His expression doesn’t change. Apparently Chicago is the country to him.

“Well, it was nice meeting you,” I say with a smile. I am a midwesterner, after all, and I will be nice, damn it. “I’d rather do this without turning it into clickbait. Or ticking any checkboxes.” Or having my parents kill me. I’m already starting to dread their reaction when they find out about the social media post.

This time when his jaw tightens, I know it’s frustration. But he doesn’t push. “May I at least look at the ring?” he asks after a long pause. His voice is soft, and for the first time I feel like I glimpse the human being behind all that swagger.

I want to say no, but that entirely unexpected flash of nervousness stops me. Even with the rude sunglasses I recognize the pursing of his lips. It’s the face of someone who’s being stoic in the presence of pain. Until a second ago, this person seemed untouchable, unreachable. Now I sense a blast of emotion like a shark senses blood in the water. It’s only a drop, barely even there. I’ve never ignored it, this inner gauge I have for suffering. I pull the ring from my pocket and put it in front of him on the lacquered mahogany coffee table.

He doesn’t pick it up immediately. There’s the barest tremor in his fingers when he reaches for it. I’m trained to pick up the nuances of discomfort from a person’s body, and his is screaming discomfort right now. At least a six on the pain scale.

It’s like I just jumped from not being able to read him at all to learning a new language. The language of the jaw and mouth instead of the eyes.

Finally he touches it. Not tentatively but like someone who refuses to be intimidated by something. He picks it up and runs his finger along the sharper edge. The interesting thing about the ring is that the two rims are different. One is sharp and flat, and the other is rounded. It’s subtle yet unique. Once Saket pointed it out, it was obvious that another ring is meant to fit against the flat part and snap into the curved notch like a jigsaw puzzle. He turns it around and finds the inscription, which looks like a scribble of three vertical lines and one diagonal line. Even with Saket’s help I haven’t been able to decipher what it might mean.

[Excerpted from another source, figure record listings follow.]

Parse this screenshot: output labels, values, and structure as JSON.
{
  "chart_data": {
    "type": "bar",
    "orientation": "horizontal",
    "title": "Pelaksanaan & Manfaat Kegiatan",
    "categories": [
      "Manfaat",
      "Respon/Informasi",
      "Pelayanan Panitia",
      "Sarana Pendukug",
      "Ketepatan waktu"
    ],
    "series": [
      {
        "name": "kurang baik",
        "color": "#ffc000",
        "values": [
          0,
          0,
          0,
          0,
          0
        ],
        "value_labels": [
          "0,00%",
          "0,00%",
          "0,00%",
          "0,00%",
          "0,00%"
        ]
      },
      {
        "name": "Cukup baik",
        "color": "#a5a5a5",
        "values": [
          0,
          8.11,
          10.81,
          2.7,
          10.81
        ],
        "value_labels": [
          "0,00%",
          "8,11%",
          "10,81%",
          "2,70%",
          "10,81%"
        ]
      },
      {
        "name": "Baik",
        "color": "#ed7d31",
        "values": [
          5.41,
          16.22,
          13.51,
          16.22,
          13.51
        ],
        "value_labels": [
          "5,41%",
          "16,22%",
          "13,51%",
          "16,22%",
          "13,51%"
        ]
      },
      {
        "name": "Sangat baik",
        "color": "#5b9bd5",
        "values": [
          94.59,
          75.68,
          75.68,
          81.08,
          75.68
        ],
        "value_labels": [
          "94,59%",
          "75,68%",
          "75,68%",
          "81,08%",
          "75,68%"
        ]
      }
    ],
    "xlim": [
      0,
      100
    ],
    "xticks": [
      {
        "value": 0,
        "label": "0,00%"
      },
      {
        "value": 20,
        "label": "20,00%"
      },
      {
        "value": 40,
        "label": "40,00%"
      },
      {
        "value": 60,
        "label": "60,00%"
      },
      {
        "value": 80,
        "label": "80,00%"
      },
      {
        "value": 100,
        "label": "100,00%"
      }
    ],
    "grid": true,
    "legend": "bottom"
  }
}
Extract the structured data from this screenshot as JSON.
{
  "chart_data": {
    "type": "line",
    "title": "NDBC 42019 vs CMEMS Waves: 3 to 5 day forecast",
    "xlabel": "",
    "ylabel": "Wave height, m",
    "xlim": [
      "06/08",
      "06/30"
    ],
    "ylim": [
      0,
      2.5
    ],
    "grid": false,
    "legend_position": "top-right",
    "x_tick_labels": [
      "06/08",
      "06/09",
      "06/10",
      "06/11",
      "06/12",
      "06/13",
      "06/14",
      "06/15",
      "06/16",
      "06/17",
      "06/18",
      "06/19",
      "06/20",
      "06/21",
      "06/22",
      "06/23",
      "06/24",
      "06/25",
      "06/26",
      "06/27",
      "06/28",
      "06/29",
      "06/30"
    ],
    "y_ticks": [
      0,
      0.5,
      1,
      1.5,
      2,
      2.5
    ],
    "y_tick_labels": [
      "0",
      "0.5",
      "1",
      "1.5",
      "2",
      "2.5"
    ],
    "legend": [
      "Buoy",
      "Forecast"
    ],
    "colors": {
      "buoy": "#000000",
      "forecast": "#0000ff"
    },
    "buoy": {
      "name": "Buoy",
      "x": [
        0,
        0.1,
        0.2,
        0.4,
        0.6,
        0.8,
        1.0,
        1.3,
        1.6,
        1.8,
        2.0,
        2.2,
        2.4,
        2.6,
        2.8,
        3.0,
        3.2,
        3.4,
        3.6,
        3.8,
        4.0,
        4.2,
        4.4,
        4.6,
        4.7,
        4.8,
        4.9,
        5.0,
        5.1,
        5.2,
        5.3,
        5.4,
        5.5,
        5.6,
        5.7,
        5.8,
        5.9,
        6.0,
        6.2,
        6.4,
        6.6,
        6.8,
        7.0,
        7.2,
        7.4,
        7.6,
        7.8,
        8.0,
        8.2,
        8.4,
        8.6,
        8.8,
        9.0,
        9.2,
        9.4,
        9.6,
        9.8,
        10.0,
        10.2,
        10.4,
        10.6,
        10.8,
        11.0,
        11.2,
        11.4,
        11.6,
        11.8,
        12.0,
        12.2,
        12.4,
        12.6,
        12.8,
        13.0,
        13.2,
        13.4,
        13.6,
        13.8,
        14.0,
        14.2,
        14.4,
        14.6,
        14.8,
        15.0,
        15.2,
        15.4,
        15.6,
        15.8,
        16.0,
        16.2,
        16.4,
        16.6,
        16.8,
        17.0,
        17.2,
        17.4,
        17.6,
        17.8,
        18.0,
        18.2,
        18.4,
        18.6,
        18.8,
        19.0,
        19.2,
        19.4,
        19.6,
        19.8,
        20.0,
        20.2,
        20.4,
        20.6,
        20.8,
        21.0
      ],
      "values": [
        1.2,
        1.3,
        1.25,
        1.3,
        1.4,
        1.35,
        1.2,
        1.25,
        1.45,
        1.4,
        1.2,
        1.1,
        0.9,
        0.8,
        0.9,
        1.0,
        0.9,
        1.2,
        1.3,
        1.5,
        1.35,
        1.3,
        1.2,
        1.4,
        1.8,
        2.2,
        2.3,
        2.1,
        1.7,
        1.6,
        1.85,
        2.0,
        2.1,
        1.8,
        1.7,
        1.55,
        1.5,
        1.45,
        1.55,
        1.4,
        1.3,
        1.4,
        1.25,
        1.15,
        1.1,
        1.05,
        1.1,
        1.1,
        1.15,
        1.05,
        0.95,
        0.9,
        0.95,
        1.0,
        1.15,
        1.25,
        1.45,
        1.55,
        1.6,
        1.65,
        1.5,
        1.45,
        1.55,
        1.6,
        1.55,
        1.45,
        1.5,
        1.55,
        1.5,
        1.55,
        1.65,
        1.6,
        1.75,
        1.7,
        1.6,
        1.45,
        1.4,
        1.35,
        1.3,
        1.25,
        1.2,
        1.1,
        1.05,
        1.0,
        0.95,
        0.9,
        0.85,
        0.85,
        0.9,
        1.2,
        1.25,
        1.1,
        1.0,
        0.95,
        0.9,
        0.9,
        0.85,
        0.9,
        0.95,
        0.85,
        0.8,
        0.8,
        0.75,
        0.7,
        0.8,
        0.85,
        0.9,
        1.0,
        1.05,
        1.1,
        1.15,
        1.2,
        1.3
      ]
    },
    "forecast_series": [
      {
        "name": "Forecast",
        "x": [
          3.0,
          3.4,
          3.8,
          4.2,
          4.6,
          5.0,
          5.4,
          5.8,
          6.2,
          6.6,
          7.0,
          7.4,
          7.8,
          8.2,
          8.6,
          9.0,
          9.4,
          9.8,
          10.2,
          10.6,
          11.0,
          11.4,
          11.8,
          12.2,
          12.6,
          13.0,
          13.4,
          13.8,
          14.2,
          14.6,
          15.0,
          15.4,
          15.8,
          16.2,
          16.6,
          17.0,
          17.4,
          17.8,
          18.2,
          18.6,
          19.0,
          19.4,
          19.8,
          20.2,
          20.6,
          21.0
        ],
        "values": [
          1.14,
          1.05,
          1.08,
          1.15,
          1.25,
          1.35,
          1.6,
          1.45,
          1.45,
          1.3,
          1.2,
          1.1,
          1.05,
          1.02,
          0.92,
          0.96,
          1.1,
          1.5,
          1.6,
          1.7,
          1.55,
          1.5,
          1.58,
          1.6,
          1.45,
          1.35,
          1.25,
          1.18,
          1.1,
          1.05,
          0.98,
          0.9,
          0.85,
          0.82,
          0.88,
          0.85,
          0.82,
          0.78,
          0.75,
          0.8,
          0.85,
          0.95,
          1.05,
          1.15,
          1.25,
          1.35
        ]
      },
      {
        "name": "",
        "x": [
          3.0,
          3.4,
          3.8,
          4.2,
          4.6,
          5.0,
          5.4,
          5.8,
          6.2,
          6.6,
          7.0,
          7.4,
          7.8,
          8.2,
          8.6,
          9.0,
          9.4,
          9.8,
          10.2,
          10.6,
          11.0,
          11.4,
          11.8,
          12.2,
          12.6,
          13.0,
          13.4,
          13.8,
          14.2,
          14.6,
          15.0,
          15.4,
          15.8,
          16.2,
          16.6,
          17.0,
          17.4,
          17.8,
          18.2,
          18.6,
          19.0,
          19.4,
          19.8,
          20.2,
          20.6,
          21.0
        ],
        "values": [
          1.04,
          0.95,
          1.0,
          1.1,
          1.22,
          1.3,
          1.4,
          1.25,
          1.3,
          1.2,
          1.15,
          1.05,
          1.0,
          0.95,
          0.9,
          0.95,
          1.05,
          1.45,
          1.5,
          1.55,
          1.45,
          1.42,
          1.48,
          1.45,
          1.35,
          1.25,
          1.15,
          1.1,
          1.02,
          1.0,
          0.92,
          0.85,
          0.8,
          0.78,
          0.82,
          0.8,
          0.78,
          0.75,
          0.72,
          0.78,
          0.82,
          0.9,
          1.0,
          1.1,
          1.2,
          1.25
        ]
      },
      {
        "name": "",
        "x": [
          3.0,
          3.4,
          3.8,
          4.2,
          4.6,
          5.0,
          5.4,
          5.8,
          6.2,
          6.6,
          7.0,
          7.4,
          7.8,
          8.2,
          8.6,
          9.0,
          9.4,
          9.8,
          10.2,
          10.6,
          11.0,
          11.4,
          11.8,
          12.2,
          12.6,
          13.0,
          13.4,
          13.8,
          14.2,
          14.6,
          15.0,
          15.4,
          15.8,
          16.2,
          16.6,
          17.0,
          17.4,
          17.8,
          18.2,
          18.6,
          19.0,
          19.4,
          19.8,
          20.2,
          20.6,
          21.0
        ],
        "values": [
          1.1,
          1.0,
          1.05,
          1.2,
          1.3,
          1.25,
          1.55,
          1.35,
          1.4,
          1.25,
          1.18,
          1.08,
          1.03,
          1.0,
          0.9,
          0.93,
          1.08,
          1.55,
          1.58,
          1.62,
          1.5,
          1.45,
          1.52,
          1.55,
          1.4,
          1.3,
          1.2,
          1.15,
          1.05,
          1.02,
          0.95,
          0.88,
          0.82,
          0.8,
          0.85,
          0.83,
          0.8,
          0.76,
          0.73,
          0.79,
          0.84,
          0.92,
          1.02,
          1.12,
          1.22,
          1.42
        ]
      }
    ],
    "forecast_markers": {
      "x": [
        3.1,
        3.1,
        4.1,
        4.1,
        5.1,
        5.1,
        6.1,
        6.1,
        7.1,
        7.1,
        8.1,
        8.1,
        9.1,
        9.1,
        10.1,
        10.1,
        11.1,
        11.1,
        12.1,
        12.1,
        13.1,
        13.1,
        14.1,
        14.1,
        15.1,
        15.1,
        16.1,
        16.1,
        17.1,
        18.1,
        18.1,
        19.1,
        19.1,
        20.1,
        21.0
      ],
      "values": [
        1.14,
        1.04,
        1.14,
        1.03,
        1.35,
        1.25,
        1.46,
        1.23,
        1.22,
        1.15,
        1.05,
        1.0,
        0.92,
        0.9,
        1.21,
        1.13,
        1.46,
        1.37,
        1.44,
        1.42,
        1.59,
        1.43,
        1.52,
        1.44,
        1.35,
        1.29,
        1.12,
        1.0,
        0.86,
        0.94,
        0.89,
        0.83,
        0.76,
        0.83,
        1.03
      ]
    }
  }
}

“Thanks,” Krish says and puts it back on the table. Quickly, like suddenly it’s too hot to hold.

Then with nothing more than a bye, he gets up, slips his shoes back on, and leaves.

“That wasn’t weird at all,” Rumi says, and Saket makes a sound of agreement.

I’m barely listening. Because from my perch on the couch I can see him through the window as he jogs down the steps. I slip behind the half-open curtains. He doesn’t turn around and look at the house. He seems too lost inside his head to check if he’s being watched. As soon as he leaves the front yard and crosses the street, his entire demeanor changes.

He squeezes his forehead with his fingers. For almost an entire minute he stands there like that, head squeezed. If I hadn’t just met him, I’d think he was a man who’d lost something precious. When he finally drops his hand, his body goes limp, his limbs letting whatever he’s just felt go. For a moment I think he’s going to come back to the house, to persuade me, to push harder. He doesn’t.

He walks away, just like that, leaving me wondering if I was wrong in my judgment. The search for the ring obviously does mean something to him. Then why act like it doesn’t? I guess I’ll never know, because there is no way I’m chasing him down to call him back.